L’Abitibi-Témiscamingue a vu son histoire projetée plus d’une fois au cinéma. Dans cette série d’articles, on dépoussière la mémoire collective, on remonte le cours des jours jusqu’au partage des mots, on brasse le fond et on se remet dans la forme des vues sur le nord.

Pour parler du Québec, de ce que devient une province qui s’est révolutionnée tranquillement et qui au présent cherche toujours, en mal de fondations qui n’aient pas été ébranlées au passage des nouvelles idées, ça prend beaucoup de patience.
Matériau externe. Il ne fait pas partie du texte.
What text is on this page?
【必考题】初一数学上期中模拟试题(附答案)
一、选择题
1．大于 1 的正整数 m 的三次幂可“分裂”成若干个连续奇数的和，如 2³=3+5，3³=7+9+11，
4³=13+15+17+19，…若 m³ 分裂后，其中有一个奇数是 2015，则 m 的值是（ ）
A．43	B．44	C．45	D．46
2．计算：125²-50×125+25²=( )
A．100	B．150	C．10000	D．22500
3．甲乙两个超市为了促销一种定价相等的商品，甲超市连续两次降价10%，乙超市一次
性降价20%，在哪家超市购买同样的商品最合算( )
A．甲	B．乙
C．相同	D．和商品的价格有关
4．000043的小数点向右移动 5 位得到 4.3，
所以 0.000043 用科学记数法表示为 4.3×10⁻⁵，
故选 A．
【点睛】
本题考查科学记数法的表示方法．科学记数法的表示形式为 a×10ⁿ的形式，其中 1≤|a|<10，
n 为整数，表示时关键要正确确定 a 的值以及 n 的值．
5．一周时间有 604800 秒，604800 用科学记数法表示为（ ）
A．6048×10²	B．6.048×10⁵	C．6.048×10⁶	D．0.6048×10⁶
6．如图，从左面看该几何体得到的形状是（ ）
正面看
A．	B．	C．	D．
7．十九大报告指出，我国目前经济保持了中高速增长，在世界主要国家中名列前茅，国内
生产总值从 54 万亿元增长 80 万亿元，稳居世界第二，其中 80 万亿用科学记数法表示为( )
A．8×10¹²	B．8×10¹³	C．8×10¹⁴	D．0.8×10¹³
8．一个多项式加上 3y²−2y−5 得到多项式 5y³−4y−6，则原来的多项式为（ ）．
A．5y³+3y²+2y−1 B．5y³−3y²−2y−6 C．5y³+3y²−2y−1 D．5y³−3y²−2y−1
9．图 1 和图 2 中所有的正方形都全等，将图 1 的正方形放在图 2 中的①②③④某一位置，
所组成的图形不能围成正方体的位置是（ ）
Pendant qu’à la grand-ville, dans les médias, on débat de l’identité et on applique la problématique au Québec entier, ailleurs en région, loin du tumulte métropolitain, on vit le présent différemment et pourtant, les problèmes qui s’y trouvent sont tout autant emblématiques et représentatifs de l’état de la nation.

À la sortie du film La Donation (2009) l’automne dernier, le réalisateur montréalais Bernard Émond expliquait ce qui l’avait amené jusqu’à Normétal pour terminer sa trilogie théologale, entamée avec La Neuvaine (2005) et poursuivie avec Contre toute espérance (2007). Au contact des paysages de l’Abitibi pendant le Festival du cinéma international voilà près de cinq ans, il avait ressenti une profonde nostalgie, comme si la nature pouvait mieux que la civilisation le ramener près de ses racines québécoises. C’est donc dans cet esprit qu’il a décidé de tourner pendant deux mois, avec la forêt boréale comme décor et les Normétaliens comme principaux figurants.

Le Québec dans Normétal


La Donation parle donc de la rencontre entre le docteur de Westmount Jeanne Dion (Élise Guilbault) et le lointain village de Normétal, contrée laissée à elle-même par l’industrie mais que se refusent à abandonner quelque 850 humains. À son arrivée, on lui décrit l’histoire de la région de façon simple et étonnante, avec les mêmes mots qu’avait employés l’abbé Proulx dans son film En Pays neuf en 1937 et ceux d’Hauris Lalancette dans les films de Pierre Perreault; ces mots qui racontaient des terres en bois debout défrichées à main d’homme laissés en pleine forêt il n’y a pas cent ans et qui finalement retournent en friche.
Mais le contact avec l’Abitibi, c’est pour Bernard Émond une occasion de parler des liens brisés avec notre passé et de tout ce que l’on a perdu socialement, des valeurs oubliées depuis qu’on a mis le crucifix aux poubelles. Le personnage de Jeanne Dion se retrouve à pratiquer la médecine dans un endroit où elle n’a pas le choix de regarder en face chacun de ses patients et de les traiter humainement, même si cela implique de fixer dans les yeux la mort elle-même. Et si elle décide d’y rester, c’est qu’elle s’émeut finalement de ce contact nécessaire mais souvent difficile avec l’humain et avec la nature.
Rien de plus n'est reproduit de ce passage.